Ieri pomeriggio, impaginando il testo latino e quello italiano con l’opzione dell’ambiente [v] (quella che separa le due colonne con una linea verticale), ho ottenuto il miglior risultato dichiarando
`\begin{parallel}[v]{0.4 \textwidth}{0.4 \textwidth}`
anziché
`\begin{parallel}[v]{}{}`
Facendo nel secondo modo, si lascia la divisione del testo in mano a parallel, che più o meno la calcola a 0.5 \textwidth (ma non è proprio così).
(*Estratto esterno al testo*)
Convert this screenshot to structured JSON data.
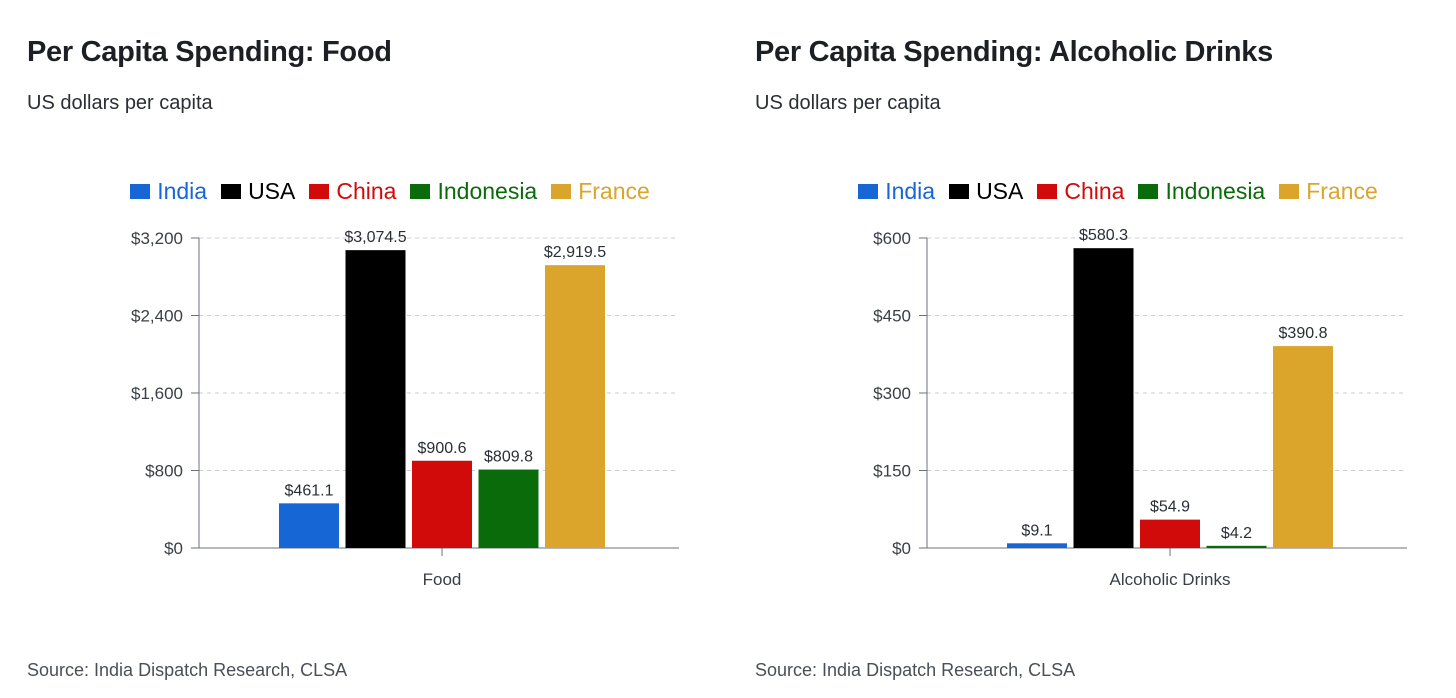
{
  "charts": [
    {
      "title": "Per Capita Spending: Food",
      "subtitle": "US dollars per capita",
      "source": "Source: India Dispatch Research, CLSA"
    },
    {
      "title": "Per Capita Spending: Alcoholic Drinks",
      "subtitle": "US dollars per capita",
      "source": "Source: India Dispatch Research, CLSA"
    }
  ],
  "legend": [
    {
      "name": "India",
      "color": "#1766d6"
    },
    {
      "name": "USA",
      "color": "#000000"
    },
    {
      "name": "China",
      "color": "#d10a0a"
    },
    {
      "name": "Indonesia",
      "color": "#0a6b0a"
    },
    {
      "name": "France",
      "color": "#dba42a"
    }
  ],
  "chart_data": [
    {
      "type": "bar",
      "title": "Per Capita Spending: Food",
      "subtitle": "US dollars per capita",
      "categories": [
        "Food"
      ],
      "series": [
        {
          "name": "India",
          "values": [
            461.1
          ],
          "label": "$461.1"
        },
        {
          "name": "USA",
          "values": [
            3074.5
          ],
          "label": "$3,074.5"
        },
        {
          "name": "China",
          "values": [
            900.6
          ],
          "label": "$900.6"
        },
        {
          "name": "Indonesia",
          "values": [
            809.8
          ],
          "label": "$809.8"
        },
        {
          "name": "France",
          "values": [
            2919.5
          ],
          "label": "$2,919.5"
        }
      ],
      "ylim": [
        0,
        3200
      ],
      "yticks": [
        "$0",
        "$800",
        "$1,600",
        "$2,400",
        "$3,200"
      ],
      "ytick_values": [
        0,
        800,
        1600,
        2400,
        3200
      ],
      "grid": true,
      "legend_position": "top"
    },
    {
      "type": "bar",
      "title": "Per Capita Spending: Alcoholic Drinks",
      "subtitle": "US dollars per capita",
      "categories": [
        "Alcoholic Drinks"
      ],
      "series": [
        {
          "name": "India",
          "values": [
            9.1
          ],
          "label": "$9.1"
        },
        {
          "name": "USA",
          "values": [
            580.3
          ],
          "label": "$580.3"
        },
        {
          "name": "China",
          "values": [
            54.9
          ],
          "label": "$54.9"
        },
        {
          "name": "Indonesia",
          "values": [
            4.2
          ],
          "label": "$4.2"
        },
        {
          "name": "France",
          "values": [
            390.8
          ],
          "label": "$390.8"
        }
      ],
      "ylim": [
        0,
        600
      ],
      "yticks": [
        "$0",
        "$150",
        "$300",
        "$450",
        "$600"
      ],
      "ytick_values": [
        0,
        150,
        300,
        450,
        600
      ],
      "grid": true,
      "legend_position": "top"
    }
  ]
}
Quello che ho ottenuto è stato un testo diviso in due colonne molto (troppo) vicine, seppur separate da una vline, con l’inspiegabile intoppo di una parola latina che sforava verso destra la colonna di sinistra di ben una sillaba, e questo anche nel .pdf.
Aggiustando la larghezza a 0.4 \textwidth, non soltanto ho risolto il problema, ma il risultato è molto più arioso e professionale.
Piuttosto, ho riscontrato un problema da cui non sono più uscito.
La documentazione di parallel promette che, aggiungendo nel preambolo l’argomento facoltativo
`\usepackage[SeparatedFootnotes]{parallel}`
è possibile ottenere un documento in cui le note a piè di pagina della colonna di sinistra vengono comprese nella colonna di sinistra, e così per quelle di destra. In mancanza di questo argomento, le note vengono stampate a tutta pagina sotto le due colonne di testo (che mi pare molto antiestetico). Ebbene, se io metto quest’opzione come suggerito dalla guida, la compilazione mi si pianta e mi dà errore.
Qualcuno di voi ha riscontrato lo stesso problema? Oppure è un bug di parallel e basta?